Page 45 Review by Stephen

Consistently engrossing series of very short pieces, most of them no longer than four panels. Even as part of a sequence, the storytelling is wonderfully economical, with the first panel plunging you without delay into the latest memory, history lesson or random, fanciful, often surreal thought for the day. Some are evoked with a lyrical grace that will leave you sighing, whilst others are charmingly whimsical.

Subjects include kisses, summer dresses, hair rats (I never knew about hair rats: hair nets stuffed with - then pinned into - their owner's own hair, giving it extra volume), obeying pedestrian "Walk" signals, or a swim Rebecca once took as a young girl with her brother and two other girls, where she fell far behind, which I found both moving and exhausting. There's a touching honesty in her childhood recollections of naivety, sensitivity, insensitivity and loneliness.
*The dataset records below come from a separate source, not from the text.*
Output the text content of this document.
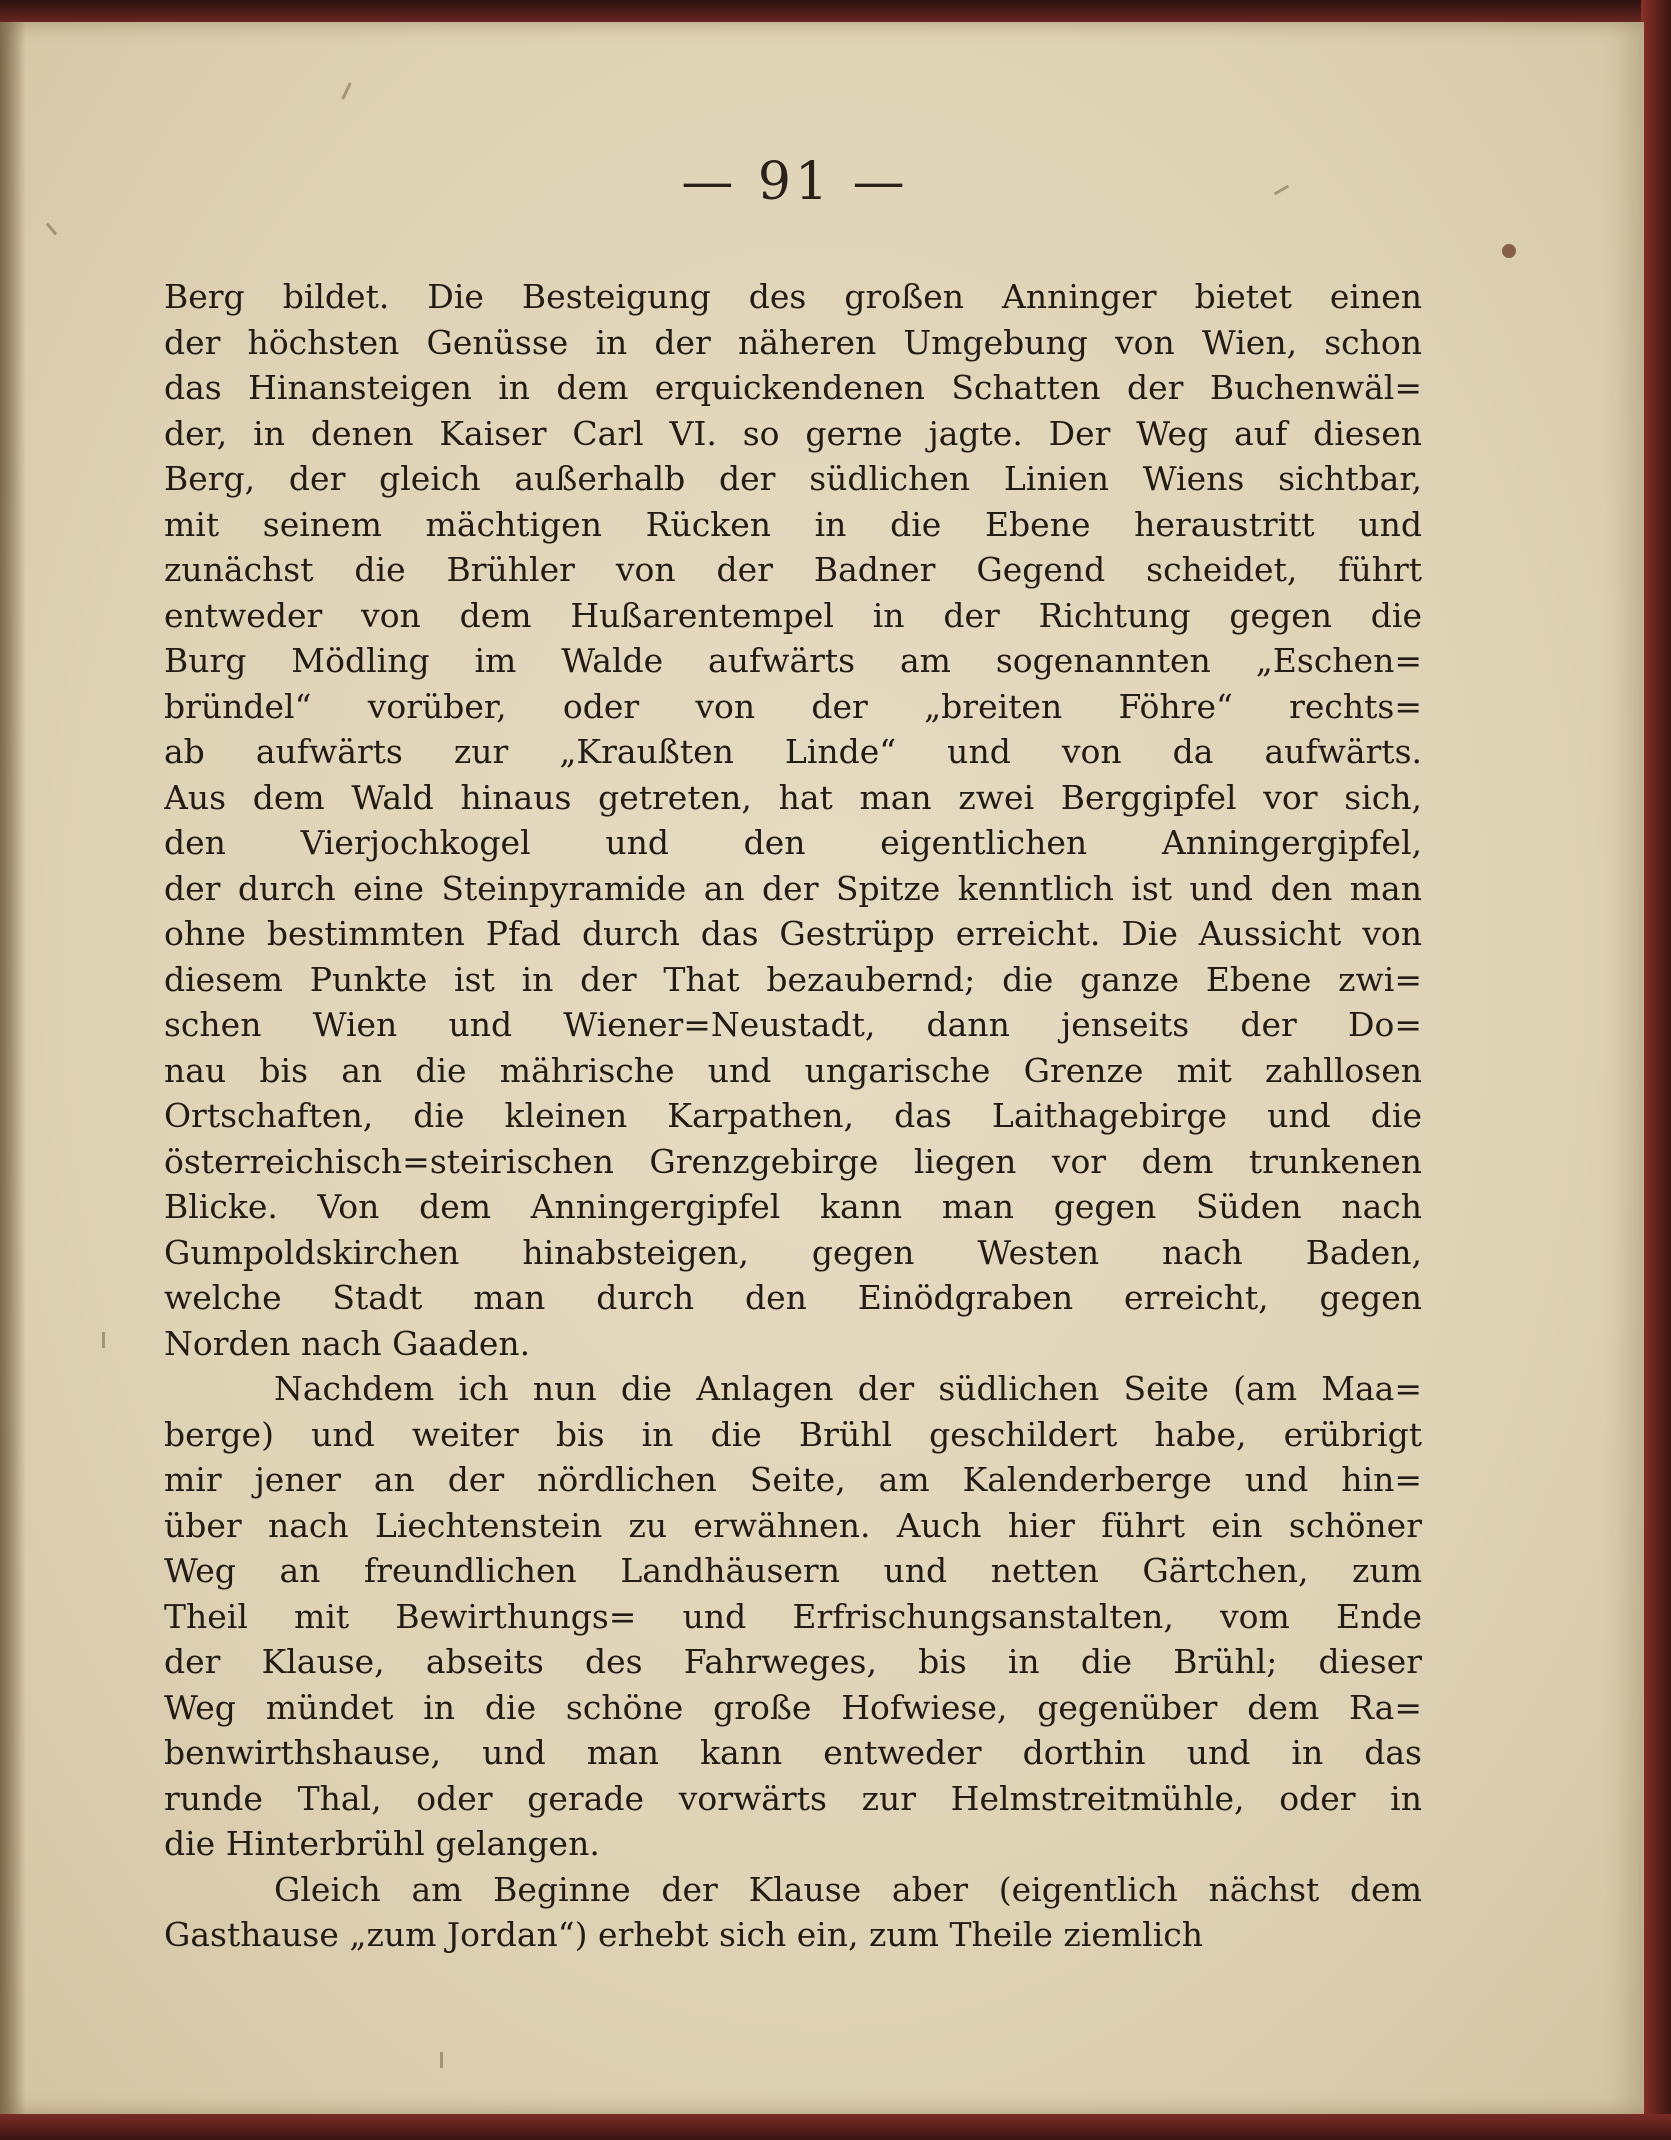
— 91 —
Berg bildet. Die Besteigung des großen Anninger bietet einen
der höchsten Genüsse in der näheren Umgebung von Wien, schon
das Hinansteigen in dem erquickendenen Schatten der Buchenwäl=
der, in denen Kaiser Carl VI. so gerne jagte. Der Weg auf diesen
Berg, der gleich außerhalb der südlichen Linien Wiens sichtbar,
mit seinem mächtigen Rücken in die Ebene heraustritt und
zunächst die Brühler von der Badner Gegend scheidet, führt
entweder von dem Hußarentempel in der Richtung gegen die
Burg Mödling im Walde aufwärts am sogenannten „Eschen=
bründel“ vorüber, oder von der „breiten Föhre“ rechts=
ab aufwärts zur „Kraußten Linde“ und von da aufwärts.
Aus dem Wald hinaus getreten, hat man zwei Berggipfel vor sich,
den Vierjochkogel und den eigentlichen Anningergipfel,
der durch eine Steinpyramide an der Spitze kenntlich ist und den man
ohne bestimmten Pfad durch das Gestrüpp erreicht. Die Aussicht von
diesem Punkte ist in der That bezaubernd; die ganze Ebene zwi=
schen Wien und Wiener=Neustadt, dann jenseits der Do=
nau bis an die mährische und ungarische Grenze mit zahllosen
Ortschaften, die kleinen Karpathen, das Laithagebirge und die
österreichisch=steirischen Grenzgebirge liegen vor dem trunkenen
Blicke. Von dem Anningergipfel kann man gegen Süden nach
Gumpoldskirchen hinabsteigen, gegen Westen nach Baden,
welche Stadt man durch den Einödgraben erreicht, gegen
Norden nach Gaaden.
Nachdem ich nun die Anlagen der südlichen Seite (am Maa=
berge) und weiter bis in die Brühl geschildert habe, erübrigt
mir jener an der nördlichen Seite, am Kalenderberge und hin=
über nach Liechtenstein zu erwähnen. Auch hier führt ein schöner
Weg an freundlichen Landhäusern und netten Gärtchen, zum
Theil mit Bewirthungs= und Erfrischungsanstalten, vom Ende
der Klause, abseits des Fahrweges, bis in die Brühl; dieser
Weg mündet in die schöne große Hofwiese, gegenüber dem Ra=
benwirthshause, und man kann entweder dorthin und in das
runde Thal, oder gerade vorwärts zur Helmstreitmühle, oder in
die Hinterbrühl gelangen.
Gleich am Beginne der Klause aber (eigentlich nächst dem
Gasthause „zum Jordan“) erhebt sich ein, zum Theile ziemlich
In places it's as sweetly melancholic as Lucy Knisley & Hope Larson's LETTERS FROM THE BOTTOM OF THE SEA, whilst in others it's as bizarre as Dame Darcy's work.

Visually you'll see Kraatz develop across the pages (the first four of five, in all honesty, have to be got through before you'll hear her real voice begin to speak up) into someone who knows precisely what needs to be drawn, and how. Then, as her lines thicken and soften into a relaxed flow, she does indeed summon up thoughts of Larson and Darcy, but with her very own fondness for the older fashions of the 1940s. Even early on there's a sequence about her neighbour, Mr. Desmond, whose final story is told quietly and concisely before concluding with a panel whose picture contradicts the narration with uncommon eloquence:

"Walking by Mr. Desmond's house, with the huge lilac bush by the front entry, I could usually see him in the living room, sitting in his favourite chair. There were some photos on the table beside his chair. Foremost was one of his deceased wife.
"When she was alive, they lived by the ocean, where she swam twice a day.
"As they grew older, and her memory began to fade, Mr. Desmond became worried about his wife's habitual swims. She he bought a house inland for her."

"I planted a lilac by the door for you," he's saying... But his wife's own private thought bubble is filled with an image of the waves.